# loader_torch.py

import os
import csv
import numpy as np
import torch
from torch.utils.data import Dataset
from collections import defaultdict
from torch.utils.data import DataLoader
import pandas as pd

# -------------------------------
# 1. Directory to Label Mapping
# -------------------------------

alpha_map = {"0.2": 0, "0.3": 1, "0.4": 2}
q0_map = {"1": 0, "1.5": 1, "2.0": 2, "2.5": 3}

def parse_labels_from_dir(dir_name):
    """Parse directory name into label tuple (energy_loss, alpha_s, q0)."""
    energy_loss_str, alpha_str, q0_str = dir_name.split('_')
    energy_loss = 0 if energy_loss_str == "MMAT" else 1
    alpha = alpha_map[alpha_str]
    q0 = q0_map[q0_str]
    return (energy_loss, alpha, q0)


# -----------------------------------------
# 2. File and Label Generator (Python level)
# -----------------------------------------

def file_label_generator(root_dir):
    """Yield (file_path, label_tuple) for all files in dataset."""
    for dir_name in os.listdir(root_dir):
        dir_path = os.path.join(root_dir, dir_name)
        if os.path.isdir(dir_path):
            label_tuple = parse_labels_from_dir(dir_name)
            for file_name in os.listdir(dir_path):
                if file_name.endswith(".npy"):
                    file_path = os.path.join(dir_path, file_name)
                    yield file_path, label_tuple

def save_file_label_list(file_label_list, filename, root_dir):
    with open(filename, 'w', newline='') as csvfile:
        writer = csv.writer(csvfile)
        writer.writerow(['file_path', 'energy_loss', 'alpha', 'q0'])
        for file_path, (energy_loss, alpha, q0) in file_label_list:
            relative_path = os.path.relpath(file_path, root_dir)
            writer.writerow([relative_path, energy_loss, alpha, q0])

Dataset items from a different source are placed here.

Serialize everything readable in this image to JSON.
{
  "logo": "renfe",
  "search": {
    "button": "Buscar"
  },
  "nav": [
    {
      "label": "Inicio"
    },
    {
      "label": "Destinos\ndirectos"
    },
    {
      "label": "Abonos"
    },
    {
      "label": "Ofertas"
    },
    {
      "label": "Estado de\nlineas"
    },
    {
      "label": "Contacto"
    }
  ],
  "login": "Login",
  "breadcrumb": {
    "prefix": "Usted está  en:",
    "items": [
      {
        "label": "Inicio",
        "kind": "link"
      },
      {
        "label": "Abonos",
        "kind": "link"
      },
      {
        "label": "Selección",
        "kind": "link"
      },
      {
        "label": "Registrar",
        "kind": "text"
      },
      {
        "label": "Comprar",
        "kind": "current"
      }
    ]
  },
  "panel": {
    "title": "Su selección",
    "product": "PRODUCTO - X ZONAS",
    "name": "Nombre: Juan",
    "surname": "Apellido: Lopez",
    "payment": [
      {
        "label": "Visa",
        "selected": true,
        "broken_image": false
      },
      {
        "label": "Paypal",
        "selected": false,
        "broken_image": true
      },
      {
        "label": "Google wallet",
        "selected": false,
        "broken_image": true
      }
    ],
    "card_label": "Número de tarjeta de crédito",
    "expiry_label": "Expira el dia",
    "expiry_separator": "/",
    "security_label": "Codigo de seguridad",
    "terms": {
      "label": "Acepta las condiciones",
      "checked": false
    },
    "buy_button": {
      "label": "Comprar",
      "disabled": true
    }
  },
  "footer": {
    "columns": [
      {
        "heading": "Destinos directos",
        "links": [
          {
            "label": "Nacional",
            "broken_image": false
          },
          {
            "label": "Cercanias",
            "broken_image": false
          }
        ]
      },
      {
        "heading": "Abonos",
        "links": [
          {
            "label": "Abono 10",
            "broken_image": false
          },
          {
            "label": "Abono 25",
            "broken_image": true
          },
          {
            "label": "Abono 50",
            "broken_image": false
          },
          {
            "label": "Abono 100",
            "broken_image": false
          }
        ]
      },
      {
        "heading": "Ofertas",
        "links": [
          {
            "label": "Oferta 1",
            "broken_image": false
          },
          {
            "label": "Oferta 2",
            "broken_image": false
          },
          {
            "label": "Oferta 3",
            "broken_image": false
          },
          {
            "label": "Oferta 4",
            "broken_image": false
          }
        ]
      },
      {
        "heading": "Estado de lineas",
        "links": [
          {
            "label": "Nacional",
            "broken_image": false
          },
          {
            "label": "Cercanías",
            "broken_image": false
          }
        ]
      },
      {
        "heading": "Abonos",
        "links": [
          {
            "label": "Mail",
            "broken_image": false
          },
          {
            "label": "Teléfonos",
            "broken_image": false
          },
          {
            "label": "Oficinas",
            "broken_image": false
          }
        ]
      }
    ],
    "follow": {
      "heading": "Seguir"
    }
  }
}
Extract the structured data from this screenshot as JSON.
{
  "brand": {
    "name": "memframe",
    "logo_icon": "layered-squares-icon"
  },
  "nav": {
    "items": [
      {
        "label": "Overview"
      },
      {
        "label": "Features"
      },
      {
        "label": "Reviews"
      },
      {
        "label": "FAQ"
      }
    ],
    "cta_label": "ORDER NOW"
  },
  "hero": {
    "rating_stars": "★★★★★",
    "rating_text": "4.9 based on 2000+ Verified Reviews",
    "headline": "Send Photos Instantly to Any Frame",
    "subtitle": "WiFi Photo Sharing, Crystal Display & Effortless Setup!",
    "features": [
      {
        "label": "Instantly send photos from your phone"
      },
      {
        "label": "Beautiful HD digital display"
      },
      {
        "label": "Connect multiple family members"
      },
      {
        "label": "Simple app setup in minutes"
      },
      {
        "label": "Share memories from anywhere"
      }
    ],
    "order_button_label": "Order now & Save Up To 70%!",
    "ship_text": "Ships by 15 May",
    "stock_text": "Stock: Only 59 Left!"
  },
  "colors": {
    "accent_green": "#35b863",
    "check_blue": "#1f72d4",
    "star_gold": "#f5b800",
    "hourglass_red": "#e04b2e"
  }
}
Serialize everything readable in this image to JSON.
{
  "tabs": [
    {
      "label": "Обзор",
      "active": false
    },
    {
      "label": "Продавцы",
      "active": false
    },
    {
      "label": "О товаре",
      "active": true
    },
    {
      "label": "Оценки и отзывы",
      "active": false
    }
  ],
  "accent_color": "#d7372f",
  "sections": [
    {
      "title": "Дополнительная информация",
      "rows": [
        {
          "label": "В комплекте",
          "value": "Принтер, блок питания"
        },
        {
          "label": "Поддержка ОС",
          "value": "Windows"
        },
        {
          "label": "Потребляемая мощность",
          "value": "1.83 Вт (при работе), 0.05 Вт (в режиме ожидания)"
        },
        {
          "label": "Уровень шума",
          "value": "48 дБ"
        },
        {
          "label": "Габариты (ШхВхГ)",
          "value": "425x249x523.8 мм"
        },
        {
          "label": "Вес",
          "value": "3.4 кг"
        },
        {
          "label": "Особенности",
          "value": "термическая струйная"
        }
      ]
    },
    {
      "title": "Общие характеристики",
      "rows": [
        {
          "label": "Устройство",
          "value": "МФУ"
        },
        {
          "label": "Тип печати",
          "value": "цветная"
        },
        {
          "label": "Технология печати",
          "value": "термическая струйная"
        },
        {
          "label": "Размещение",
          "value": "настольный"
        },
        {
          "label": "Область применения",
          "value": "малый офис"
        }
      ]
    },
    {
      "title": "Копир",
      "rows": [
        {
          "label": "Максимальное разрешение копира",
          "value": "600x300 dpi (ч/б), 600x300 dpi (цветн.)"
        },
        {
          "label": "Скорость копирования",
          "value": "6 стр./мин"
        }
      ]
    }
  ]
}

def load_file_label_list(filename, root_dir):
    result = []
    with open(filename, 'r') as csvfile:
        reader = csv.DictReader(csvfile)
        for row in reader:
            relative_path = row['file_path']
            absolute_path = os.path.join(root_dir, relative_path)
            label = (int(row['energy_loss']), int(row['alpha']), int(row['q0']))
            result.append((absolute_path, label))
    return result


# ----------------------------------------------------------
# 3. Stratified Split for Train/Val/Test (Balanced and Stable)
# ----------------------------------------------------------

def split_file_list(file_label_list, train_ratio=0.8, val_ratio=0.1, test_ratio=0.1, random_seed=42):
    """Stratified split on (file_path, label_tuple)."""
    np.random.seed(random_seed)
    label_to_files = defaultdict(list)
    for file_path, label in file_label_list:
        label_to_files[label].append(file_path)

    train_list, val_list, test_list = [], [], []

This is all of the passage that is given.